The Best Ramen in Seattle
The west coast of the United States is teeming with Asian immigrants who first arrived during the California Gold rush in the 1850s. Japanese migrants in particular started arriving in the late 1800s, populating the major metropolises of Los Angeles, San Francisco, and Seattle. Today, Seattle has a bustling Japanese ex-pat community, and with that a plethora of fantastic Japanese restaurants.
Of course, Japanese food, like most great cuisines, is regional and has a wide variety of flavours, profiles, and ingredients. This is true of sushi, yakitori, kaiseki, and most especially, ramen. And as you navigate the ramen scene in Seattle, it’s important to understand some basics.
There are typically four main categories of ramen: shio, which is a salt-based ramen; miso, which is based on soybean paste; shoyu, where the base is a soy sauce; and tonkotsu, which has a base of pork bone broth. Within those four categories there is a wide variety of subgroups and variations, but if you’re looking to differentiate within Seattle’s buzzing ramen restaurants, start with these four and begin exploring from there.

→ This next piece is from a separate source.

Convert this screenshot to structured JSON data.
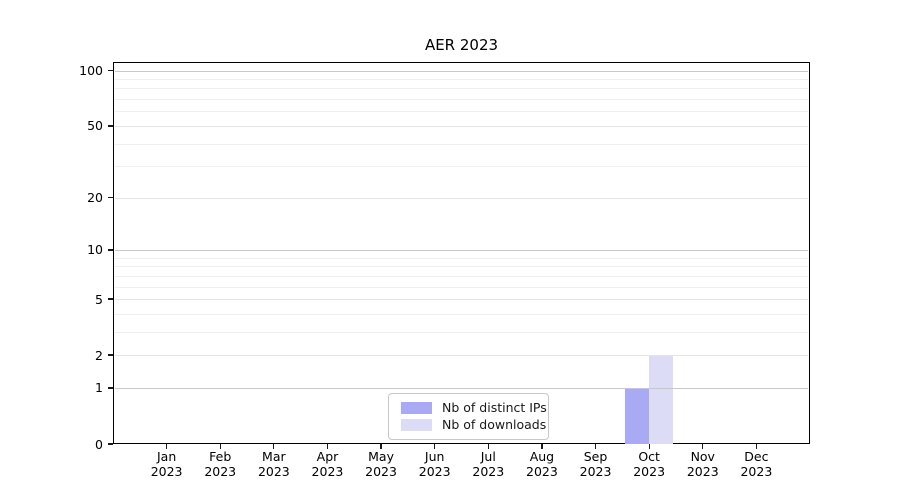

Here are some of the best ramen restaurants Seattle has to offer.
Image courtesy of Ooink Ramen
The restaurant says it at the top – this is not traditional. But chef Chong Boon Ooi and the Ooink team are serving clever takes on a wide variety of ramen styles. There’s the classic mala kotteri, which is a tonkotsu style with a sizzling pork broth, in addition to a shio, shoyu, vegetarian miso, and a new Shanghai-style ramen to top things off.
Kizuki Ramen & Izakaya
Dubbed as authentic Tokyo-style ramen, Kizuki prides itself on roasting bones before boiling, which results in richer, bolder flavours. The restaurant is so popular that its expansion includes three locations in Seattle and many more around the US. Menu favourites include garlic tonkotsu, a yuzu shio with French sea salt, and a tsukemen, which is a dipping ramen.

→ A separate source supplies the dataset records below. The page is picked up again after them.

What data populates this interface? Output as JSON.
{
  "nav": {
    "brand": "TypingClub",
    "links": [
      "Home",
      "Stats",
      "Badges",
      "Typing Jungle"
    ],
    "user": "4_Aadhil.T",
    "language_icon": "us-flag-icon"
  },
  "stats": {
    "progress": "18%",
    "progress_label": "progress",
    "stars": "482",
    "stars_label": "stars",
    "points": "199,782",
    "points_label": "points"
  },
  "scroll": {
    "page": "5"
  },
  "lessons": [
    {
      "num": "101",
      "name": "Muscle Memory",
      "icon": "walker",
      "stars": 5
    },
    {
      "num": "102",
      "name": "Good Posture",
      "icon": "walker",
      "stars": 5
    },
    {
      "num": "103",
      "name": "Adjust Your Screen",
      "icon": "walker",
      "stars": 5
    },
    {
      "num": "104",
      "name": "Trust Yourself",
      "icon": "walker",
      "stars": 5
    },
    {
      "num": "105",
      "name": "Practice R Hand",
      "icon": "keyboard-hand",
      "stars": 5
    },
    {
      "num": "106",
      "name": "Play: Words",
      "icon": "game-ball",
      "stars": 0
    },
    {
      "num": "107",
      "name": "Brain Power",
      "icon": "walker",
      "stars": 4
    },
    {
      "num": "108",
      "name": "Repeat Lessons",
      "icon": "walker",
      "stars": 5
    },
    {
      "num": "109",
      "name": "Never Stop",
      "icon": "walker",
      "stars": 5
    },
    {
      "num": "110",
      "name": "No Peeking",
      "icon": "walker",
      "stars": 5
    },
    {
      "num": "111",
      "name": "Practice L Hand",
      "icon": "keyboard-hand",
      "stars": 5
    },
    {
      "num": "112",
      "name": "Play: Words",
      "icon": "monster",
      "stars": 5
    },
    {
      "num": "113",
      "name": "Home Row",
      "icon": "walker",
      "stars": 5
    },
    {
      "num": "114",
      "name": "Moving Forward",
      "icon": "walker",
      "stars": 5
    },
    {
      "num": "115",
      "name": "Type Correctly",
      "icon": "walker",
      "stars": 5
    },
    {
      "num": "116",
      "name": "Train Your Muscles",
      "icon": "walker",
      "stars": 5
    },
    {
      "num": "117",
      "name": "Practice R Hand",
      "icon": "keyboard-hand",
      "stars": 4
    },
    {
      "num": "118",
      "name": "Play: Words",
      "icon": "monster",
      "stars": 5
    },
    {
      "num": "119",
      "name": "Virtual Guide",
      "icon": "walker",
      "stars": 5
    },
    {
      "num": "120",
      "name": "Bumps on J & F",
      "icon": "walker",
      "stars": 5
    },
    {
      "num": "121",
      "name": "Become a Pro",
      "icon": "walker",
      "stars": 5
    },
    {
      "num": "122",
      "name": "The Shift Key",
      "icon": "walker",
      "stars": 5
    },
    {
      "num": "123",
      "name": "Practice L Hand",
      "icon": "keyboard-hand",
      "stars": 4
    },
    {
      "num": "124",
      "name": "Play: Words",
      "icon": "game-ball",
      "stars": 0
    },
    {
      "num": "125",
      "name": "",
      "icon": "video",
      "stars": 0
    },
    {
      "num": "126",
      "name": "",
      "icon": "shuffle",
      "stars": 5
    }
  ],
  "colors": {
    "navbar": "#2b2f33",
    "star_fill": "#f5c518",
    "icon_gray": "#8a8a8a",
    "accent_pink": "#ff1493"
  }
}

This quaint and rustic joint does simple, authentic ramen dishes with a variety of modern twists thrown in. Small touches include bamboo shoots, bok choy, and wavy or straight noodles to differentiate themselves. There are all varieties on the menu, but the Nuna ramen is a must that includes kimchee with a rich pork broth.
Image courtesy of Arashi Ramen
The featured ramen at Arashi is their pork broth tonkotsu. Chef Daisuke Ueda simmers the soup for 16 hours to bring out the fullness of the pork flavour. Special options abound with versions of shio, shoyu, and miso, but you should try the Arashi, a salt-based shio with three scintillating strips of pork belly. For adventurous types, try the black garlic ramen or the spicy tantan men with sesame paste and seasoned ground pork.

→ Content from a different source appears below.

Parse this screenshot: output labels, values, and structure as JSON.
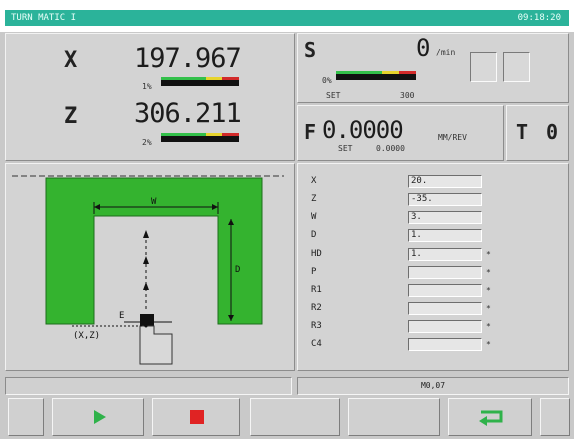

Image courtesy of Danbo Ramen
The ramen at Danbo is Fukuoka-style tonkotsu, and the original shop was founded in the town of Chikushino between Fukuoka and Hakata. Many shops later, the chain expanded to Seattle to impress US diners with their array of options. The tonkotsu is a must and there are four varieties to choose from: there’s the classic; a shio version; a miso-based option; and a negi-goma, which utilises sesame oil and specially roasted sesame seeds.
Jinya Ramen Bar
Jinya Ramen Bar is actually a transplant from California that was started by Tomo Takahashi who wanted to focus on three values: delicious food at a reasonable price that’s accessible to all. 41 locations later, Jinya is a wild success story with excellent ramen options. Some of the best and more original menu items include a wonton chicken ramen, a spicy creamy vegan ramen, and the Jinya tonkotsu black with nori dried seaweed and garlic chips.